Portugal tem mais 796 mil eleitores do que pessoas com 18 e mais anos

Vila Real, Açores e Bragança são os distritos com mais eleitores quase fantasma.

Há mais 796 mil eleitores em Portugal (sem contar com os círculos da emigração) do que população residente com 18 e mais anos. A abstenção nas últimas legislativas bateu um novo recorde, 51,3% se contarmos com os eleitores no estrangeiro ou 45,5% se apenas olharmos para o território nacional, mas os números apurados pela TSF revelam que ainda há muitos eleitores que não se percebe exatamente de onde vêm, numa altura em que o velho problema dos óbitos que durante décadas continuaram nos cadernos eleitorais já estará resolvido.

A TSF cruzou o número de eleitores com a estimativa fornecida pelo Instituto Nacional de Estatística (INE) para a população portuguesa com 18 e mais anos no final de 2018. Os números do INE são calculados com base em atualizações ao último recenseamento que têm em conta os nascimentos, as mortes e as estimativas das estatísticas migratórias.

Os resultados revelam que estão inscritos nos cadernos eleitorais, em território nacional, mais 796 mil pessoas que o número de residentes estimado pelo INE, numa diferença de 9,3%.

Em todos os distritos os eleitores 'ganham' aos residentes, apesar de existirem diferenças muito mais significativas em certos distritos, com destaque para Vila Real, Açores e Bragança, onde a disparidade ronda, nos três casos, os 30%.

Viana do Castelo, Guarda e Viseu também se destacam por diferenças relevantes entre os 22% e 15%, sendo os distritos a Sul, incluindo Lisboa, os que apresentam valores mais baixos, nomeadamente Faro (4,8%), Lisboa (4,4%) e Beja (3,2%).

Menos que no passado

Os 796 mil eleitores a mais em comparação com a população, que podem aumentar a abstenção e influenciar a distribuição de mandatos pelos distritos e o número de autarcas por município, são, no entanto, menos do que já foram passado - em 2013, por exemplo, pelas contas do JN, ultrapassavam um milhão.

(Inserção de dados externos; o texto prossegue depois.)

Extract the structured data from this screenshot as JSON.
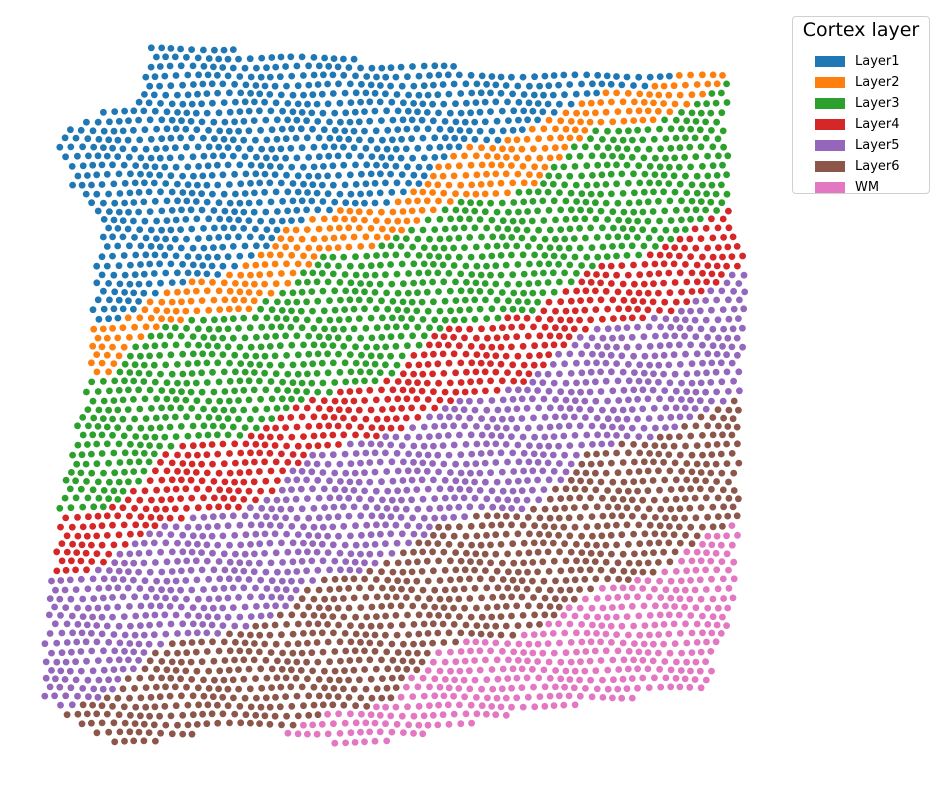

Hernâni Dias, presidente da Câmara de Bragança, num dos distritos que se destaca nesta análise, explica que só encontra uma razão possível para uma diferença de quase 30% entre eleitores e residentes: a emigração.

"Ficaram registados como cidadãos eleitores no nosso distrito, mas residem noutro sítio", indica o autarca.

Grande parte das regiões no topo da lista anterior são conhecidas pela emigração para fora do país, bem como para outras regiões do território nacional.

O gráfico seguinte revela que, apesar da relação não ser linear, as três regiões com maior diferença entre eleitores e residentes também são aquelas que tiveram mais abstenção nas legislativas de 6 de outubro de 2019.

Na prática, apesar de uma mudança de morada no Cartão de Cidadão significar, há vários anos, uma mudança no local onde o eleitor vota, ainda podem existir muitos cidadãos que vivem noutro sítio mas não fizeram essa alteração formal de morada, sobretudo quando vão para o estrangeiro, num fenómeno que pode aumentar, pelo menos em parte, a abstenção que tem atingido níveis recorde.